Please enable Java in your browser's "Options" (or "Preferance") menu to view this page Concordia's Thursday Report____________October 22, 1998

Sex on the Edge

48 hours of brain sex

by Debbie Hum


The three-day Sex On The Edge conference held at Concordia October 9 to 11 brought together more than 150 scholars from around the world, representing a wide range of disciplines in a rigorous academic exploration of sexuality.

Researchers from Europe, North America and Australia engaged in what one participant called "48 hours of brain sex," tackling complex issues such as sexual politics, identity,
representation, citizenship, marginalization and polarization.

The keynote speakers, Elspeth Probyn and Michael Warner, are both leading queer theorists. Probyn has received two degrees from Concordia, a Communication Studies diploma in 1983 and Master's degree in 1986. She is the head of Gender Studies at the University of Sydney and a visiting fellow at Goldsmiths College in London. Probyn is the author of Sexing the Self: Gendered Positions in Cultural Studies and Outside Belongings, and is currently completing another book, Visceral Citizens: Essays on Eating, Sex, and Ethics.

She explored the intersections and connections between food and sex as a way of rethinking the "queer ethics of existence."

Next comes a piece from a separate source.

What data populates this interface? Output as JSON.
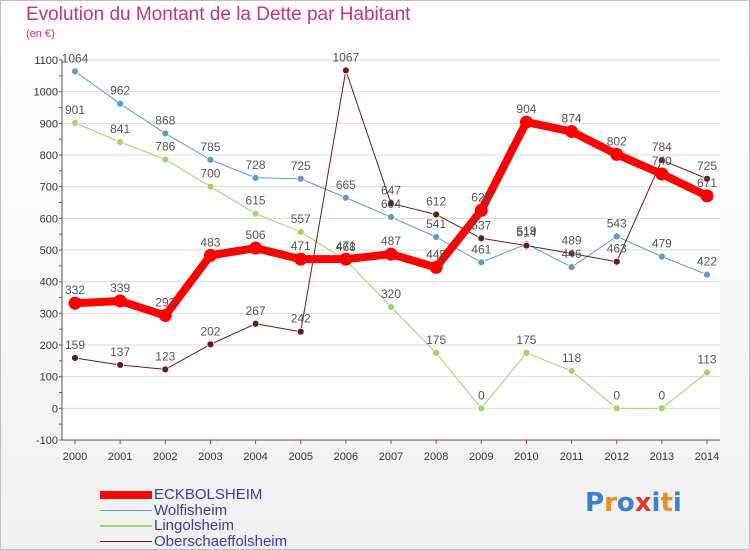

"Thinking through the one to the other, back and forth, is all about making us more susceptible to pleasure. And pleasure and ethics, sex and food are all about breaking out of the strict moralities which constrain us," Probyn explained to a capacity audience at Concordia's J.A. deSève Cinema.

Michael Warner, an English professor at Rutgers University, is the author of numerous texts, including Fear of a Queer Planet: Queer Politics and Social Theory. Warner is also one of the founders of the New York City activist group Sex Panic, which has performed numerous actions against what they see as the restrictive sex legislation of Mayor RudolphGiuliani's administration.

Warner discussed the counterpublic nature of queer sexual culture and how privacy is publicly constructed, noting that "between the thriving scenes of minor queer counterpublics and the more visible world of the official lesbian and gay movement, the gap has widened."

In a popular panel on youth and sexuality, Heather Hendershot (Media Studies, Queens College, New York) examined the Christian Right and its use of rock concerts, teen magazines and therapeutic talk shows to persuade youth to lead lives of chastity and abstinence. While acknowledging her own secular bias, Hendershot reported that many teens are tortured by thoughts and memories of sexual activities, and they engage in substantial questioning and negotiation over sexual terms.

Eric Clarke (English, University of Pittsburgh) presented a paper in a panel on publicity and citizenship. Noting the saturation of television sitcoms, glossy magazines and advertising venues by commercial images of queers, Clarke said that vigilance is crucial. Queer inclusion in the public sphere often requires normalized representations and those who do not conform to a "hetero-normative standard" are shunned and repudiated.

On the same panel, Cécile Velu (Languages and European Studies, University of the West of England) discussed queer politics in France, where the National Assembly was studying a bill for lesbian and gay rights that skirts the issue of sexuality by focusing on universal citizenship. (The bill was defeated on October 16 when the Socialist majority failed to organize enough votes).

The panel on location and homosexuality included a lecture called "Queerscape Architecture: The Dialectics of Space-Taking and Placemaking in Vancouver" by Gordon Brent Ingram (Landscape Architecture and Environmental Planning, UC Berkeley). Other panels covered sexual transgressions from pornography to prison sex culture, race and the construction of sexualities and representing AIDS.